With the expense racking up, landlords also have to spend an average of £3,000 on legal fees to either evict or reclaim damages from a rogue tenant, all of which brings the average cost of a rogue tenant to £35,558 for the average UK landlord. That’s providing you are able to reclaim your property swiftly and no further rent arrears are incurred.
Landlords in London have faced the most expensive cost of evicting a rogue tenant during the pandemic due to the capital’s more expensive rent values, bringing the average total cost to £43,574.
This is followed by the South East (£36,578), the East (£35,186), and the South West (£34,526).
The lowest cost of evicting a rogue tenant has been in the North East, although the total cost of a rogue tenant still hits £30,290.
Director of Benham and Reeves, Marc von Grundherr, continued: “Rogue tenants are a landlord’s worst nightmare and unfortunately this nightmare rarely ends when they are finally evicted.

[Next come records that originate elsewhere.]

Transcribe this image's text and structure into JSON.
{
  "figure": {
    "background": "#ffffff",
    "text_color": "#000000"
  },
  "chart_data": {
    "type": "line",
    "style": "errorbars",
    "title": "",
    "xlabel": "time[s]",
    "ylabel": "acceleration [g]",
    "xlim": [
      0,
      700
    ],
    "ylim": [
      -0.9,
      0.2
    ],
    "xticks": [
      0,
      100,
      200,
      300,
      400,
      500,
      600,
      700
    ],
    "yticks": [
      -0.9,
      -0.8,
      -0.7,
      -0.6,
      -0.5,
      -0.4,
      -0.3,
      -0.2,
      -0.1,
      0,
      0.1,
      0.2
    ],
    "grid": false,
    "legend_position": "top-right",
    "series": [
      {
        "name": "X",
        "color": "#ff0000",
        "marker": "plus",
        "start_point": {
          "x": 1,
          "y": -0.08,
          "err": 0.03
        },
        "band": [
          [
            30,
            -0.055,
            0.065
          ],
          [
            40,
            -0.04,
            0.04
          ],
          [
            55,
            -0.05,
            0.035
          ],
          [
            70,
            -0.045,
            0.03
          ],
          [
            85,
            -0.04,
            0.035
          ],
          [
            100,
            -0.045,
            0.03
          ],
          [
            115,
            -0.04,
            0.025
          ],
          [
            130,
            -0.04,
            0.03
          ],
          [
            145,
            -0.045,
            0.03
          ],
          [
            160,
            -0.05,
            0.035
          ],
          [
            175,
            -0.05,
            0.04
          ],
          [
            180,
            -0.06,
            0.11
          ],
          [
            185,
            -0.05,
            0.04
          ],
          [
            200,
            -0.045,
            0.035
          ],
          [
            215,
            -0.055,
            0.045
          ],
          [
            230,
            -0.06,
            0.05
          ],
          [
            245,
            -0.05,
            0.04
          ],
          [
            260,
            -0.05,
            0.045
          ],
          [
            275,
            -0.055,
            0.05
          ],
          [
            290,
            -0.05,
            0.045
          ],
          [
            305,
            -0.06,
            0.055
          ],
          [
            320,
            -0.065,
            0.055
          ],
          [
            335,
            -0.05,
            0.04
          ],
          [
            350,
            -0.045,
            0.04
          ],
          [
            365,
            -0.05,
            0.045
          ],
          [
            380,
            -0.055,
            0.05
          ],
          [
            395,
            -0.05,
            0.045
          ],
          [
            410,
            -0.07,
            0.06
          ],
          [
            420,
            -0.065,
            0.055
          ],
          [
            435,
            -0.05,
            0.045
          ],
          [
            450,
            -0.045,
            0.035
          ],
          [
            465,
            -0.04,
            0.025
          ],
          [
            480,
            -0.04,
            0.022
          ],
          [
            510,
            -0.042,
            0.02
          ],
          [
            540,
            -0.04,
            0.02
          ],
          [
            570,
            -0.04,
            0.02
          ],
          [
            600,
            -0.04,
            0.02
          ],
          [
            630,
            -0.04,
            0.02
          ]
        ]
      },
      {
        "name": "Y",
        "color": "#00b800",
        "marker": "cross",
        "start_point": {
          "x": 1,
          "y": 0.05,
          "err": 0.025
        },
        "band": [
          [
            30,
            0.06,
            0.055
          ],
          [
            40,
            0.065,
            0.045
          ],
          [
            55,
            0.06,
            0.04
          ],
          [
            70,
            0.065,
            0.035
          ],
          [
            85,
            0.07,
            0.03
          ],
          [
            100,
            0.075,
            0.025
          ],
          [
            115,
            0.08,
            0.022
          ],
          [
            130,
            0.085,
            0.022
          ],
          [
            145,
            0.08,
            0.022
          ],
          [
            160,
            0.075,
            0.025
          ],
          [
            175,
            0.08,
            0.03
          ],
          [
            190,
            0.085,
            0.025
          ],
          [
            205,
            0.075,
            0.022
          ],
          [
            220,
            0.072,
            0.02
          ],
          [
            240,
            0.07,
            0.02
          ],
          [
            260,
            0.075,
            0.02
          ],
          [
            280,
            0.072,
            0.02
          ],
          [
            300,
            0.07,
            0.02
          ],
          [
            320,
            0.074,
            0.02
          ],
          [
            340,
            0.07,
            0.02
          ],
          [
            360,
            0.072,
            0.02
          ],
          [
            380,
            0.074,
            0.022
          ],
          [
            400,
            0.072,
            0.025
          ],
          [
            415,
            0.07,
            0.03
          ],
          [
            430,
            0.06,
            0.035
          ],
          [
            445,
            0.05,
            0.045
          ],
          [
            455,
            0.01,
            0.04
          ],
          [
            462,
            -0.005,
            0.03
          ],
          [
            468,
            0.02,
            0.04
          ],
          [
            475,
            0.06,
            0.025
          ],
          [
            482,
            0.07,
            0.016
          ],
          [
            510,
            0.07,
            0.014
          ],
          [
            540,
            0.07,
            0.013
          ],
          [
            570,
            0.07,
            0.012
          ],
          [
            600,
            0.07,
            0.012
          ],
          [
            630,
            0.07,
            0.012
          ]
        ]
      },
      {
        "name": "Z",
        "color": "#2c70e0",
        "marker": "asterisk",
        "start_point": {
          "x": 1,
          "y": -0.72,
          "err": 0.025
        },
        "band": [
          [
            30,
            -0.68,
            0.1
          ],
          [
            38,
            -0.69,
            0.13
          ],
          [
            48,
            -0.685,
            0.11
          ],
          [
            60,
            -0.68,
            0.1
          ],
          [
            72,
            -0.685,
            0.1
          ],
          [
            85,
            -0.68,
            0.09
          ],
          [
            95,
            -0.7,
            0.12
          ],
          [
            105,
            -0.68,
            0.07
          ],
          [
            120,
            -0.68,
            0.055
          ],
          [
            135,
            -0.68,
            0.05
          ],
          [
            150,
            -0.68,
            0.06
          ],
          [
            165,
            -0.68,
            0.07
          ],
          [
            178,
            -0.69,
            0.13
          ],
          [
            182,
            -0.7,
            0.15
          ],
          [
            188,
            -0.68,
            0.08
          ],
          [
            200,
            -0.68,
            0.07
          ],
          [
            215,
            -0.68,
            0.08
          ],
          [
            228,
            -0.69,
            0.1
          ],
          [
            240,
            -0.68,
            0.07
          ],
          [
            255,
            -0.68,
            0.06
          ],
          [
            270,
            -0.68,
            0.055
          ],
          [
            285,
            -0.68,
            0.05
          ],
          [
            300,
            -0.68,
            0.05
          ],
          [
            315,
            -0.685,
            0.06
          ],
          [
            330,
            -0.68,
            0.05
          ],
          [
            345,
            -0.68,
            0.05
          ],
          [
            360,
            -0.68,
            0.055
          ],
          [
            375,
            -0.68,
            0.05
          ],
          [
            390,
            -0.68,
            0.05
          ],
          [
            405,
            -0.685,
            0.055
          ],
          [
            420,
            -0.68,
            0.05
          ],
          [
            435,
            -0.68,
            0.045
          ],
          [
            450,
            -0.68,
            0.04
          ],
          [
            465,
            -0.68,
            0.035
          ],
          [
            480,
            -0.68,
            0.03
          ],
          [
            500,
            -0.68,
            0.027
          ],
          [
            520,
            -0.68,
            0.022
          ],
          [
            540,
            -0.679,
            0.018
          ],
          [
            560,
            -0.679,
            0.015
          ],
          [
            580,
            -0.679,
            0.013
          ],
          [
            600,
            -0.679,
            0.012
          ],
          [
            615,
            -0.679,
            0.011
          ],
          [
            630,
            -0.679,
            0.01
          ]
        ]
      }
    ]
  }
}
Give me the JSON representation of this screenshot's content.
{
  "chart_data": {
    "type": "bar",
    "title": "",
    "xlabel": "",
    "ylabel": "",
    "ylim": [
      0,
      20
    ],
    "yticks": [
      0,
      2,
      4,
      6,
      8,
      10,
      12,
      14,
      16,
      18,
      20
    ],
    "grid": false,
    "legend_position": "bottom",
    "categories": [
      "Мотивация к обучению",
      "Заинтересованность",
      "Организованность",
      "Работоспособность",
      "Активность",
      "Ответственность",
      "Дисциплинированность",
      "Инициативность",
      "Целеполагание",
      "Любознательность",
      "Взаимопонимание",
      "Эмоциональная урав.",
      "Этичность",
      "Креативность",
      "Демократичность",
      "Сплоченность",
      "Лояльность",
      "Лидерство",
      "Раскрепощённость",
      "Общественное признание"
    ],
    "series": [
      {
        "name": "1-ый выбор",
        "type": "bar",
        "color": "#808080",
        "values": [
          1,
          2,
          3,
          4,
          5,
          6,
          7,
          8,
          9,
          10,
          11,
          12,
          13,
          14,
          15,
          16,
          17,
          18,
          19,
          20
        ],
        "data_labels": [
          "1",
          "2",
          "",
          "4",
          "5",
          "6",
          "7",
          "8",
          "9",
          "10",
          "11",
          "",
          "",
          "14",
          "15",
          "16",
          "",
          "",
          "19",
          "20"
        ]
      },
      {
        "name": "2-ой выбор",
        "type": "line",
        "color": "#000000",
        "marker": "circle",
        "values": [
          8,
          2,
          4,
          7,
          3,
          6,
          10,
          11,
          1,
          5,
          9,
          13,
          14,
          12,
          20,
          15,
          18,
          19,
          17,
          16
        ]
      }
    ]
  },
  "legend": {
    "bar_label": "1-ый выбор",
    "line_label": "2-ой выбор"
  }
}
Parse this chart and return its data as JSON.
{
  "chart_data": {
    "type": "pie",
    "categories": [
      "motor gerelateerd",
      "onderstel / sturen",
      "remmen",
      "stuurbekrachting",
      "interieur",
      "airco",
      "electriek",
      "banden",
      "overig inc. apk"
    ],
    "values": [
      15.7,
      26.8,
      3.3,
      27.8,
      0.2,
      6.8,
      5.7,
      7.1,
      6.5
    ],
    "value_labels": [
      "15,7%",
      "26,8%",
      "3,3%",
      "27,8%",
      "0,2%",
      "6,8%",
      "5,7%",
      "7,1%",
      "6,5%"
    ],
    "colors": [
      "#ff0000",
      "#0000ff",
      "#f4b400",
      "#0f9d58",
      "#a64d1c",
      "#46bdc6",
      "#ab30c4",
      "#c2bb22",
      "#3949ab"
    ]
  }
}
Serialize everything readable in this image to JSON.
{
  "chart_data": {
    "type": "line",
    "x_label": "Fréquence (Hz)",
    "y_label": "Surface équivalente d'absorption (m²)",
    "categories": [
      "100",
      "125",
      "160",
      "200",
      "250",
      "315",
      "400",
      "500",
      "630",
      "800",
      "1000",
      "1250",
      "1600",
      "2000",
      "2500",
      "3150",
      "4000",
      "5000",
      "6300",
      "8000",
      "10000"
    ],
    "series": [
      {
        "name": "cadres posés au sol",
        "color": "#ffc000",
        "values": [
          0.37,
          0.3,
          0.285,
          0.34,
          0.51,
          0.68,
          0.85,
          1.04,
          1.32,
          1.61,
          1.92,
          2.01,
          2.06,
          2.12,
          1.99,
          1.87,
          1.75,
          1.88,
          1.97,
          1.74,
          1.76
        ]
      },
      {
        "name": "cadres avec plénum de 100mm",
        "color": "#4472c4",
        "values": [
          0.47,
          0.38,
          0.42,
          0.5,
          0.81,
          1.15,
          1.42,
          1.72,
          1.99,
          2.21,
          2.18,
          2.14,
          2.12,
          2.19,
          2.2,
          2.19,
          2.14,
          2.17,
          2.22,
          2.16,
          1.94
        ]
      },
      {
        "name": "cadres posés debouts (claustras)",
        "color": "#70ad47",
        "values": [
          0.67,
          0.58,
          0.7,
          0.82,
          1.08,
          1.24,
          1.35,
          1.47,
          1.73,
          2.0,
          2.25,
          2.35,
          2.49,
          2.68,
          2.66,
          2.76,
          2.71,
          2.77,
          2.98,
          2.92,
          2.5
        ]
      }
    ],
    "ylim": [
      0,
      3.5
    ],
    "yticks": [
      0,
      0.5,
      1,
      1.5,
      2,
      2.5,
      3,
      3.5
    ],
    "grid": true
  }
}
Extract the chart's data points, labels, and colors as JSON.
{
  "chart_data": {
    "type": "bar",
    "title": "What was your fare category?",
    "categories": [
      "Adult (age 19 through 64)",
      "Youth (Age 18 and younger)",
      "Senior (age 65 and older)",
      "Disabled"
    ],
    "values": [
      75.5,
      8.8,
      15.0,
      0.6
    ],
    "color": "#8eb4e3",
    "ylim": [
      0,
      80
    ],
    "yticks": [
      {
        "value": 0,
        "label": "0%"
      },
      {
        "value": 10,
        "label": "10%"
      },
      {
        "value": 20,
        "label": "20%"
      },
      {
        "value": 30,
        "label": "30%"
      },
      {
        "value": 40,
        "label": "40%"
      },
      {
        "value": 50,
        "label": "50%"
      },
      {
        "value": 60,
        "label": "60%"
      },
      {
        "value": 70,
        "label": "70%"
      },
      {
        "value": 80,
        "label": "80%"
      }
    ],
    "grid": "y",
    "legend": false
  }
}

More often than not, the property is in severe disrepair when it is finally repossessed and this is sometimes done out of spite, or simply to strip the property of materials they can then sell on.
What’s more, the landlord will have usually suffered arrears prior to starting the eviction process and is still required to make mortgage payments out of their own pocket during a period where their property is generating no income.
Unfortunately, legislative changes in recent years and particularly during the pandemic have focussed solely on the well being of tenants and so the backbone of the UK rental market has been further weakened as landlords are left high and dry to pick up the pieces.”